- Cybercriminals can alter 3D medical scans to remove existing medical conditions, or add false ones in, according to a new study by cybersecruity researchers at Ben-Gurion University of the Negev. Using an artificial intelligence technique called deep learning, hackers can dupe radiologists and AI software 98% of the time in the case of lung cancer.
- There are different plans of attack. One possible method is building a man-in-the-middle device, which hijacks the communication between the scanner and computer, planting it near the scanner and intercepting the CT scans for manipulation.
- Though the Israeli study focused on lung cancer scans, 3D CT scans are used to diagnose conditions such as heart disease, infections, blood clots, spinal injuries, bone fractures, ligament injuries and arthritis. Hackers causing a misdiagnosis based on faulty images could be motivated by insurance fraud, ransomware, cyber terrorism or even murder, according to the report.
Even in this era of increasing concern over online privacy, medical devices and records remain susceptible to manipulation and exposure, whether by malicious hackers or mere human error. Though cybersecurity ranked the top IT investment in 2018 and led the list of provider concerns coming into 2019, 62% of industry leaders experienced a data breach over the past year alone.
A three-dimensional computerized tomography (CT) scan combines X-ray images taken from different angles. It then uses computer processing to create cross-sectional images of bones, blood vessels and soft tissues in much more acute detail than standard X-rays alone.
In the BGU National Cyber Security Research Center simulation, the hacker had complete control over the number, size and locations of the cancers in the full-resolution 3D image, while still preserving the same anatomy from the original.
To inject and remove different medical conditions from the images, the Israeli cybersecurity researchers used a deep learning neural network called a generative adversarial network, or GAN.
In scans of healthy patients injected with false cancer, a team of three radiologists brought on to fact check the research misdiagnosed 99% of them as being malignant.
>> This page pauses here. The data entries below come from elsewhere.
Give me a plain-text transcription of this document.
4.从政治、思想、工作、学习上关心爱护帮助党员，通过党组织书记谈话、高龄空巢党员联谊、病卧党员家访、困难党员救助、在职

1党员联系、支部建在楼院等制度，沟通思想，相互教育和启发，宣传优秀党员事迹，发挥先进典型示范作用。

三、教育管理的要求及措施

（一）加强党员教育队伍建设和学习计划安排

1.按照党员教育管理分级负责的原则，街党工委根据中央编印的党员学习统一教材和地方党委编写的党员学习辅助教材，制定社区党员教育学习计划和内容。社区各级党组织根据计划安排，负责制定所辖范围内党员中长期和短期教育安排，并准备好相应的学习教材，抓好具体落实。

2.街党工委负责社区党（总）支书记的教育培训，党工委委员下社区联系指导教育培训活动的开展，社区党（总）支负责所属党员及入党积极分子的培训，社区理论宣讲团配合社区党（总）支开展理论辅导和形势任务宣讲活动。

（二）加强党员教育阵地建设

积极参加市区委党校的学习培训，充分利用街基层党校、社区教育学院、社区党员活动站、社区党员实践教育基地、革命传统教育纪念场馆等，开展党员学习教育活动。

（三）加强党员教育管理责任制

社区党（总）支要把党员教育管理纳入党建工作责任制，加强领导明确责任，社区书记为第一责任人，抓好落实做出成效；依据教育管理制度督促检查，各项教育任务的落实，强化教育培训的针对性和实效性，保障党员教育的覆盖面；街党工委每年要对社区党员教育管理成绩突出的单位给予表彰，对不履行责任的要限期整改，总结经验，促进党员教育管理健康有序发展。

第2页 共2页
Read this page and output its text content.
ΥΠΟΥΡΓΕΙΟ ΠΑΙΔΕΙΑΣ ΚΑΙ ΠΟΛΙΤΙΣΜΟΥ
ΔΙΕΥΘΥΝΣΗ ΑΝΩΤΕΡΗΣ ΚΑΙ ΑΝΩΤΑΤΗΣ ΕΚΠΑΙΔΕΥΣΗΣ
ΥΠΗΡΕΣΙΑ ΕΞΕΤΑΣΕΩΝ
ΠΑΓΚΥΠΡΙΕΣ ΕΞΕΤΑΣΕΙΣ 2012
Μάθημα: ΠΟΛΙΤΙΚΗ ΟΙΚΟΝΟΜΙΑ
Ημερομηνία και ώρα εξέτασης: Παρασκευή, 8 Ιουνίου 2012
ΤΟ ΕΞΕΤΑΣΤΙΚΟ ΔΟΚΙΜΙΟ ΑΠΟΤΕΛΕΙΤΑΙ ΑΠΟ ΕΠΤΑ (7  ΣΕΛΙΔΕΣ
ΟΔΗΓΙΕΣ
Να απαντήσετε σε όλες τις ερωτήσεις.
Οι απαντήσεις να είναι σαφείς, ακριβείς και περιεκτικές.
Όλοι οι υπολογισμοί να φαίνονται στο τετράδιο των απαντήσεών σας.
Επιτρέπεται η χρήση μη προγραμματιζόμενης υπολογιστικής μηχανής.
When the GAN removed cancers from sick patient images, the radiologists misdiagnosed 94% as being healthy.
Since 3D medical scans are widely viewed as more reliable sources of definitive evidence than their counterparts, such as preliminary 2D X-rays, this poses a “significant threat,” said the researchers, who actually broke into the network of a hospital to demonstrate the feasibility of the attack (with the facility’s permission).
Early last month, Moody’s warned the medical device industry is highly vulnerable to cyber risks, mostly due to the mounting volume of insulin pumps, cardiac monitors and defibrillators and other internet-connected devices. But even health systems with IT infrastructures unconnected to the internet aren’t safe, BGU researchers say.
“Determined intruders can still gain access via the hospital’s Wi-Fi or physical access to the infrastructure,” Yisroel Mirsky, project manager and cybersecurity researcher at BGU’s National Cyber Security Research Center, said. “However, these networks are now being connected to the internet as well, which enables attackers to perform remote attacks.”
The BGU team recommended a series of countermeasures, including enabling encryption between the different hosts in picture archiving and communication system network, enable digital signatures to sign each scan with a mark of authenticity or add a hidden signal into an image that would be distorted with any outside tampering, letting hospital staff know it’s been corrupted.